A debut story collection about Los Angeles’s various hopeless classes.
An alcoholic is haunted by the wife who killed herself and their daughter in “Love Lifted Me.” A failed actor moves back to his mother’s house in “The Hero Shot.” Insanity overwhelms a stalker in “Everything Beautiful is Far Away.” And, in the title story, a moderately successful and deeply numb office dweller jerks back to life. Like the rest of Lange’s protagonists, these men are misfits, screw-ups and sociopaths, and these stories capture them at the moment when their brittle, circumscribed lives finally shatter. The one exception is “Bank of America,” which depicts a sublimely average family man looking forward to relaxing after he completes his final heist. This superbly crafted tale was chosen for The Best American Mystery Stories 2004, and, in its current company, it presents the reader with a pleasing irony: The gun-toting bank robber is the most gentle, least violent character in the collection.
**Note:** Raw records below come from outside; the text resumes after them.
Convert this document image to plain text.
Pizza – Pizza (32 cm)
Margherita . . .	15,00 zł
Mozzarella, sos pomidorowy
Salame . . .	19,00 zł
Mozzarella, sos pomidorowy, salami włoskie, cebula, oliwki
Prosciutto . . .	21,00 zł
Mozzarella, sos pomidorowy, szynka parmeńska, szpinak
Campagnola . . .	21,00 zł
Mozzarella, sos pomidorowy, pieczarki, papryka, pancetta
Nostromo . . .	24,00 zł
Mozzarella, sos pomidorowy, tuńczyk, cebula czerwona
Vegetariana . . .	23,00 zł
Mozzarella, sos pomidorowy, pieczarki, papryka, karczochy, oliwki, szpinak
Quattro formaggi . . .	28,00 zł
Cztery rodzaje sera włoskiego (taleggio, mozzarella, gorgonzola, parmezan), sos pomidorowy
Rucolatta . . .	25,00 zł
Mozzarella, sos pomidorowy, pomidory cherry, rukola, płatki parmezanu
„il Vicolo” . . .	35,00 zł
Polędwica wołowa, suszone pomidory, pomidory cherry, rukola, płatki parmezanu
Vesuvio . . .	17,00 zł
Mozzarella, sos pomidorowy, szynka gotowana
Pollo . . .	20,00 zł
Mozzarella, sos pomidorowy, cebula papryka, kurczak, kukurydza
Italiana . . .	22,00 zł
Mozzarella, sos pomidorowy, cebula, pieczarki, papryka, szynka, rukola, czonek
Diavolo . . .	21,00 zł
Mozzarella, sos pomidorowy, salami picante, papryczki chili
That Lange is equally adept at creating lowlifes, nice guys and all the men who fall somewhere in between says a great deal about his abilities and his style. He provides his vividly real characters with a space in which they can finally release all the emotions—the rage, the longing, the bewilderment—that they work so hard to suppress, and he compels his creations to a level of honesty they’ve evaded with drugs, alcohol and paranoid delusions. Even when this release is self-destructive, it’s also a kind of grace. The men who people this collection may engage in macho posturing, but their author never does.
Superlative short fiction, and an arresting debut.